ScoutSuite will warn you if some of your APIs are not enabled. You may encounter many warnings and errors during your scan. Additionally, you will also see that the logs are stuck as a result of some API scans. No matter what, do not terminate the job. When you wait until the end, you will receive your reports. Therefore, the number of retries per failed task was kept at 8.

You can watch the logs on the log’s page or via the logging service. Additionally, you can track the CPU and RAM consumption and utilization of your container via monitoring.

And finally, I want this Job to scan my entire organization once a week. For this, let’s add Cloud Scheduler as a trigger in the configurations.
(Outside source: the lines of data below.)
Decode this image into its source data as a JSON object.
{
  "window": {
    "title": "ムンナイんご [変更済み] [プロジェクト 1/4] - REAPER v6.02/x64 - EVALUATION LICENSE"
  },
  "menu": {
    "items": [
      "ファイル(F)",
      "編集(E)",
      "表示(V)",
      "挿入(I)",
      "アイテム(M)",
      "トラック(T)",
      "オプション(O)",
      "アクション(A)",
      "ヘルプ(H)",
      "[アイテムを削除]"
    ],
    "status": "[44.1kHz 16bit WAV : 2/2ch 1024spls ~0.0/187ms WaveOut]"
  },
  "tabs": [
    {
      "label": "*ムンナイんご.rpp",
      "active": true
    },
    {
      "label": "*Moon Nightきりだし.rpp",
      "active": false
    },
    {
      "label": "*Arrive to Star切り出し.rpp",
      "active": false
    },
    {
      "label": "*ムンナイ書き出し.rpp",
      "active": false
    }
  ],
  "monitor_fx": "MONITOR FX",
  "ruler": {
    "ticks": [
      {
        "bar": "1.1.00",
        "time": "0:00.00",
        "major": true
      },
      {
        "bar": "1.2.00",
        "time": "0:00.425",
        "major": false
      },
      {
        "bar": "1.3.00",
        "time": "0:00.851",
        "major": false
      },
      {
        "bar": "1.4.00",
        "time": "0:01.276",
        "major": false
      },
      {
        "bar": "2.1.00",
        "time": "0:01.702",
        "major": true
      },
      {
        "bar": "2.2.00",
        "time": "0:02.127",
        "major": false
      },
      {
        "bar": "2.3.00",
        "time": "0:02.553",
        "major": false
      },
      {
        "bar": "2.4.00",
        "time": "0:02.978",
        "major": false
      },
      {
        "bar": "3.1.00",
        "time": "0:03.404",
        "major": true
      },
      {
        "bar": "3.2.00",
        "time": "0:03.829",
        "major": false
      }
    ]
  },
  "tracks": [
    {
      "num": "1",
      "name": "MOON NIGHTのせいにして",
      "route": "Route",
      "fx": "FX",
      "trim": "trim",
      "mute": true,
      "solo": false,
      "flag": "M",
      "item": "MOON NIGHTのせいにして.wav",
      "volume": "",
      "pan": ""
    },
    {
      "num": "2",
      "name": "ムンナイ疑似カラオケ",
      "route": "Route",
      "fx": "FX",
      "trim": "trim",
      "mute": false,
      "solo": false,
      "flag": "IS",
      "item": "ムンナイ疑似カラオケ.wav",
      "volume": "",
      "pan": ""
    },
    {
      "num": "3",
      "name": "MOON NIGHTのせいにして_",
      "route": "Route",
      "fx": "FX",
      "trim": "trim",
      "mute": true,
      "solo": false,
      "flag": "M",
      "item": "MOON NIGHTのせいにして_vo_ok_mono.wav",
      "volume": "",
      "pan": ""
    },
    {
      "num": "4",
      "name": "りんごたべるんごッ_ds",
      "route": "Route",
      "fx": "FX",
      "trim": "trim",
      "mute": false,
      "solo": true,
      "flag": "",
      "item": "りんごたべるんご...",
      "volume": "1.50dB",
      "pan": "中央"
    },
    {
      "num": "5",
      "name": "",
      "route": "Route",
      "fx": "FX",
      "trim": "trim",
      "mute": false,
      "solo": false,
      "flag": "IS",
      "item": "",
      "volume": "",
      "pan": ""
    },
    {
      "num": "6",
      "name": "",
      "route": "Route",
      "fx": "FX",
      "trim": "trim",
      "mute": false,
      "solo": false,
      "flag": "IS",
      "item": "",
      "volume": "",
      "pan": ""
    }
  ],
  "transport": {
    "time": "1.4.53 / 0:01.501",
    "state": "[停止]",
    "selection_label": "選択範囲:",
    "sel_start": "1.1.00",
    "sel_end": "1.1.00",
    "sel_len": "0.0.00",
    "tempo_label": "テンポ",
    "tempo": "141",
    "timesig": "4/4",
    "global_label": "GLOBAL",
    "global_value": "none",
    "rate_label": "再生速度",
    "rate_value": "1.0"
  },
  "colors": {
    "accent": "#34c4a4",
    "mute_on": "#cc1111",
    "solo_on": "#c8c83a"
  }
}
Here, determine your crony time by taking into account the quota limits you have set for your organization or project because, especially in organization scans, Scoutsuite consumes a lot of quota..

Results

Go to your Storage Bucket and download your report. Here is an example of an IAM and cloud storage report for a test project. You will also see the reports for all APIs enabled in your environment.

Conclusion

Regularly scanning your environment is very important. It helps you stay updated and aware of any changes, threats, or risks that may come up. There are a variety of tools made specifically for this; you should make sure you cover everything and analyze it thoroughly. In my organization, we carefully looked at and chose the tool that matched our needs and requirements the best. Taking the time to pick the right tool can greatly improve your scanning process, which will help you make better decisions and manage risks proactively.